Paramedic Michelle Hindorff, who rushed to the scene after the accident, commented that she didn't think the cable snapped. "He was supposed to be lowered down into the ring. It didn't get hooked on to him," she said, per CNN. "He thought it was hooked on." Perhaps unsurprisingly, the audience didn't initially realize it wasn't just part of the act. "We thought it was a doll at first," 15-year-old Robert McCome told the outlet."We thought they were just playing with us. We were really shocked when we found out that it was no joke."

Sarah Burke

According to The New York Times, Canadian skier Sarah Burke had successfully pulled off a 540 Flat Spin in a 22-foot halfpipe countless times in other practice runs before her final attempt. While it certainly was beyond the ability of folks like us, she'd all but mastered the move, to the point that she had a reasonable expectation of landing it — and certainly surviving — for years to come.

Tragically, her January 2012 attempt would be her last. The tumble she took after landing certainly didn't look threatening, and The New York Times even uses the word "innocuously" to describe the way her head hit the ground. Far from it: She didn't get up after the fall, and when others rushed to her side, they noticed she had no pulse and wasn't breathing. Nine days later, at age 29, she died of hypoxic ischemic encephalopathy (HIE) — a condition in which oxygen deprivation leads to brain damage — in the hospital she'd been airlifted to.

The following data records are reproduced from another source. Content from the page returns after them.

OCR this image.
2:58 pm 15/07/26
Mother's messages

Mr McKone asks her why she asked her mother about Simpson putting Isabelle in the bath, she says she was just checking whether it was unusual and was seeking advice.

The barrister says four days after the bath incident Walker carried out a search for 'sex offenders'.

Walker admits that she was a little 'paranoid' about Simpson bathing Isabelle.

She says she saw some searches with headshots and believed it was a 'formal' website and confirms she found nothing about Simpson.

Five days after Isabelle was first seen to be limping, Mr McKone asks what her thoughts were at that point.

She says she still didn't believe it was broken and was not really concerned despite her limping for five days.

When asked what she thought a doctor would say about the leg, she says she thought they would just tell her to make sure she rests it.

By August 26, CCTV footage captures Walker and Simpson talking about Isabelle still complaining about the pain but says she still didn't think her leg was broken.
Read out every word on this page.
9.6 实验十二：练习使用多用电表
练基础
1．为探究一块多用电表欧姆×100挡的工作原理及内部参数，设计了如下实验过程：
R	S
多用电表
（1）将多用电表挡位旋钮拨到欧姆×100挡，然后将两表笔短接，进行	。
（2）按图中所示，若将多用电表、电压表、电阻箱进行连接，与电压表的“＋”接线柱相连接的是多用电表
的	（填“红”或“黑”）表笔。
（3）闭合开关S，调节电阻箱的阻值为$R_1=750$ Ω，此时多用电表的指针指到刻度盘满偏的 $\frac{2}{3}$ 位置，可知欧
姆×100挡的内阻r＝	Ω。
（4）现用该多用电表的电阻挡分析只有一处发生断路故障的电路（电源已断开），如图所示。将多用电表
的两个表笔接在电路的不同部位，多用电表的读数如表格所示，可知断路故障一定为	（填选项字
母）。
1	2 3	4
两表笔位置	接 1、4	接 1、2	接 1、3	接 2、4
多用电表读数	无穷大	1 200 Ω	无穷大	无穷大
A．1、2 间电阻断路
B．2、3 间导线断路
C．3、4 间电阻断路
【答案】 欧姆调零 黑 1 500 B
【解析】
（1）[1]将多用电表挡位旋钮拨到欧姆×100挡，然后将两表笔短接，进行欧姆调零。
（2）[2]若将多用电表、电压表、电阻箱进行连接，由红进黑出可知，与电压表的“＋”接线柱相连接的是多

Burke's loss was a stunning blow to her loved ones, anyone even tangentially involved with her sport, and the Winter X Games. The tributes that poured in noted that the four-time X Games gold medalist had been highly influential, successfully pushing to have the half-pipe added to the Olympics. "She was doing a trick she was well versed in," said Peter Judge, CEO of the Canadian Freestyle Ski Association (via The New York Times). "The conditions were good, and everything seemed normal. That mitigates a lot of that sort of introspection."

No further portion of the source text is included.